Not your usual tea as we had bought a box of coca leaf tea at the supermarket to help with altitude. Natural and legal the box proclaimed. We won’t be testing that by trying to take any into Chile.
It tastes like dried grass and is much better sweetened. My headache went away and my breathing got easier but it wasn’t cocaine as you know it in the US.
It tasted much better than my attempts at chewing the leaves themselves which felt like licking a lawnmower with my mouth filled with grassy debris. I was fine the rest of the day so the tea worked for me if not Layne.
We were all refreshed in our own ways for the final assault on the summit.
The grades were actually reasonable as a result of all the hairpins. But it went on and on.
There was a spot to pull safely off the highway but why bother when you can park on a hairpin? Peru gives me a lot of gringo moments when I ask myself “why can’t they…”
The west entrance to the tunnel has a parking area and it was pretty full of people.
We (I) decided to go through to the other side…
Lo and behold no visitors on this the eastern side.
There were two cab drivers who brought up hikers and were waiting for their passengers to return from the heights.
This place was heaven for Rusty.
The two cab drivers chatted with us about our journey and we gave them
a tour to pass the time for them.
Every day they take trekkers to various mountains to go on their hikes. Not a bad way to make a living.
Altitude sickness was getting to Layne and she threw up so it was time to find more oxygen.
She rested on the bed while I engaged manual first gear and went down the hairpins to the meadow in the valley below.
Just outside the park was a restaurant listed on iOverlander as a potential overnight stop. Altitude acclimated me was hungry as it had been a while since the chicken sandwich.
Layne wanted nothing to do with food and indeed wandered off briefly to get rid of whatever was left. I was getting more worried about her but she slept while the van was still so that was good. She had been five at the 13,700 foot lake but altitude sickness is a very unpredictable malady.
Rusty sat under my table to keep restating dog away. He got lunch from the owner who fed him leftovers. I’d call him greedy so I gave Rusty the head tail off my trout. Good dog.
Barley soup was delicious. Peruvian
Means always start with soup and this was a good one.
Then I had a trout pan fried crispy and perfect. When Virgilio the owner heard Layne was sick he gave her a cup of a remedy called manga.
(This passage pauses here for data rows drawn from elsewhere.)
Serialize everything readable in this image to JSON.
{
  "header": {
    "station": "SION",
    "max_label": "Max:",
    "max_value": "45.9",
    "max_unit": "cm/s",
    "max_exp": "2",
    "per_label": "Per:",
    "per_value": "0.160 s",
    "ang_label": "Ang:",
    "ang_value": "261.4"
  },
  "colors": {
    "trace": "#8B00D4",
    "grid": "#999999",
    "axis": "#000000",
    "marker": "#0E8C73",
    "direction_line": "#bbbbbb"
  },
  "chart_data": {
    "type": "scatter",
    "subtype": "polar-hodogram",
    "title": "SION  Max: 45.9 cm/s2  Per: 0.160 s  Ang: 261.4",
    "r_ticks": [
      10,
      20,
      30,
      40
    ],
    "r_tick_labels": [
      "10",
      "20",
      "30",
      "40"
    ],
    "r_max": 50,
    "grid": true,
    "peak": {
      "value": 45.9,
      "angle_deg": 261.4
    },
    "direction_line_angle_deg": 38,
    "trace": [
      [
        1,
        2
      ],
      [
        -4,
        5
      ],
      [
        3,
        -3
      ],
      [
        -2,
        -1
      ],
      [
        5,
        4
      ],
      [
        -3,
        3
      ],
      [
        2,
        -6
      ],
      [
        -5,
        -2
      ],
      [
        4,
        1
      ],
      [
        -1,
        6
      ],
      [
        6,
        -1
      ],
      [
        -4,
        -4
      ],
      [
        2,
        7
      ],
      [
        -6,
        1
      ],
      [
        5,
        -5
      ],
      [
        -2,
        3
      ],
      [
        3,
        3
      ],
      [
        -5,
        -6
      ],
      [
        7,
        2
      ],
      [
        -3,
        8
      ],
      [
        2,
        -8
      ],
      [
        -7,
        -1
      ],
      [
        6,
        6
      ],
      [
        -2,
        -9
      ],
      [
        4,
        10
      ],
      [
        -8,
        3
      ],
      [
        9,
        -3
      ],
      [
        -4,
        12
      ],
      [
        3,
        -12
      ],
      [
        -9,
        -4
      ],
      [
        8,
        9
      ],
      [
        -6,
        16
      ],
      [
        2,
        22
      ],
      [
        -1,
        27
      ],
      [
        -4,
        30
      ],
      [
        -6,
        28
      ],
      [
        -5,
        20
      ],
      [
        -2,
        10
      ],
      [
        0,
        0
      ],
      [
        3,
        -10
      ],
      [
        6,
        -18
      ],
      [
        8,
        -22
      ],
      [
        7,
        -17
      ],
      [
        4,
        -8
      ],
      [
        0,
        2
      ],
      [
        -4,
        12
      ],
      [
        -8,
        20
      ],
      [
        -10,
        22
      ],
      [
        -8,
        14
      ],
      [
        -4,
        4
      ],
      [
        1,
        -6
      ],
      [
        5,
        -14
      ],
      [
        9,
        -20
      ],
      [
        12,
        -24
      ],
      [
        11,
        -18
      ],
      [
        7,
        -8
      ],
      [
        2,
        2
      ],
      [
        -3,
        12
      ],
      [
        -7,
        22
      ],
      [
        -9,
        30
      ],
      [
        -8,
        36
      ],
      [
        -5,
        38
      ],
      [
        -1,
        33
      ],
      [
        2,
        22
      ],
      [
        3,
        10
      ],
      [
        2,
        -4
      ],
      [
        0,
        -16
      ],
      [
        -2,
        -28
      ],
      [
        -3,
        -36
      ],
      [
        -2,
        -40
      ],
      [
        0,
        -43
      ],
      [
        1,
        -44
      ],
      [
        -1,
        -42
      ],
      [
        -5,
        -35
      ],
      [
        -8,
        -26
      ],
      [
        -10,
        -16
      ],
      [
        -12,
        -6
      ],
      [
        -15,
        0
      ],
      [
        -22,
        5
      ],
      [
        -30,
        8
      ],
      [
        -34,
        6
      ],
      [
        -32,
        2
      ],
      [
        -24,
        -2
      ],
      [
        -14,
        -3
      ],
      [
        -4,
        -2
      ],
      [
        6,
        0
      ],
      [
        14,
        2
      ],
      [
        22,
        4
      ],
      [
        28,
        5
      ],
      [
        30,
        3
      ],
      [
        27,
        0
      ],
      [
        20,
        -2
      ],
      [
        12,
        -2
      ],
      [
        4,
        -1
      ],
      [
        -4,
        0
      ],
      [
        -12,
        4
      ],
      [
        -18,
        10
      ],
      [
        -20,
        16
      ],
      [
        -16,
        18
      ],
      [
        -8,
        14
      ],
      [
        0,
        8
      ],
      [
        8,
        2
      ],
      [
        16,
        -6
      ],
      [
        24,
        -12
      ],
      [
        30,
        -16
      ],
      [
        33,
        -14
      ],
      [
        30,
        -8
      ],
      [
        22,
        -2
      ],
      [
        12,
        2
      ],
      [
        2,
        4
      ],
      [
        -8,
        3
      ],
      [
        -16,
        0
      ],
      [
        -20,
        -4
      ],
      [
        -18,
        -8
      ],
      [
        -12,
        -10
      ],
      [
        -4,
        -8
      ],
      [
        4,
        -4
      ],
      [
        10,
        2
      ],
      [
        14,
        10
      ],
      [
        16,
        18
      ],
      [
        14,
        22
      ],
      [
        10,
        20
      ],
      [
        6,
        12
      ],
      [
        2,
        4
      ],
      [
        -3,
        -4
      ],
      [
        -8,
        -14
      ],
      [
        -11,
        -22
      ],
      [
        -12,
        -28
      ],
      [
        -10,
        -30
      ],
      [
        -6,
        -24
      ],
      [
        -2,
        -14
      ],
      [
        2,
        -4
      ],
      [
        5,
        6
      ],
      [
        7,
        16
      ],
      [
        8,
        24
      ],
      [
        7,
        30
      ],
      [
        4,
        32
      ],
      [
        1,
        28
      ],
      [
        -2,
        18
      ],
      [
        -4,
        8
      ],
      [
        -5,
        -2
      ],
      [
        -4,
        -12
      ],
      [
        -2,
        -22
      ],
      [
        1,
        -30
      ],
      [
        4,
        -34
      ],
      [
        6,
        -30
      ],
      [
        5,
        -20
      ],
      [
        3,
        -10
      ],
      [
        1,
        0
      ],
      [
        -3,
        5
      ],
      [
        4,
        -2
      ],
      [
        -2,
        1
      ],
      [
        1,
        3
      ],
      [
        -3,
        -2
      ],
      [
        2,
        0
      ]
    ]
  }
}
I had done and it tasted like a gentle herbal tea, nothing bitter or weird.
He offered for us to dogs the night and I would have loved to, to be in the mph rains in the moonlight but Layne needed to get down the mountain. She was ready to get up in Shilla to photograph the bridge crossing.
And in the village we came across a festival of some sort. It was a musical event that we should have gone down to watch but things bring the way they were we just wanted to descend. Armando the cab driver from up the mountain came to our rescue.
A station wagon pulled alongside and an impish face appeared. Follow me he waved and he went down a steep side street. We can’t go there Layne said. She never said “veto” so I just followed the taxi and down we plunged.
The town of Carhuaz in the valley where we arrived without further incident.
iOverlander found us a five dollar a night campground with toilets, trash cans and a rolling rushing river.
Layne was back to herself so we made Rusty happy and stayed two nights giving me time to sort out pictures and assemble this marathon post. Congratulations if you got this far.
Sunday we drive for the coast I hope.
5 comments:
I really enjoyed this one. Not that I don't enjoy all your post, but this one was excellent.
What an adventure! and great seeing the mountains of Peru through you! Too bad about the altitude sickness but it looks like rusty is thoroughly enjoying himself!
W
Unless I'm mistaken the cab driver on the left is Chata Ortega, a well known purveyor of very high quality yayo aka Peruvian Marching Powder. The hikers summit and return in half the time of regulars. Check the van before any border crossing.
That road is horrifying. Spectacular mountains, though.
Absolutely amazing! What a day! I don't do that well at 9,000 so 15,000 probably would be nasty but I admire you guys for doing it. Thanks for the great blog!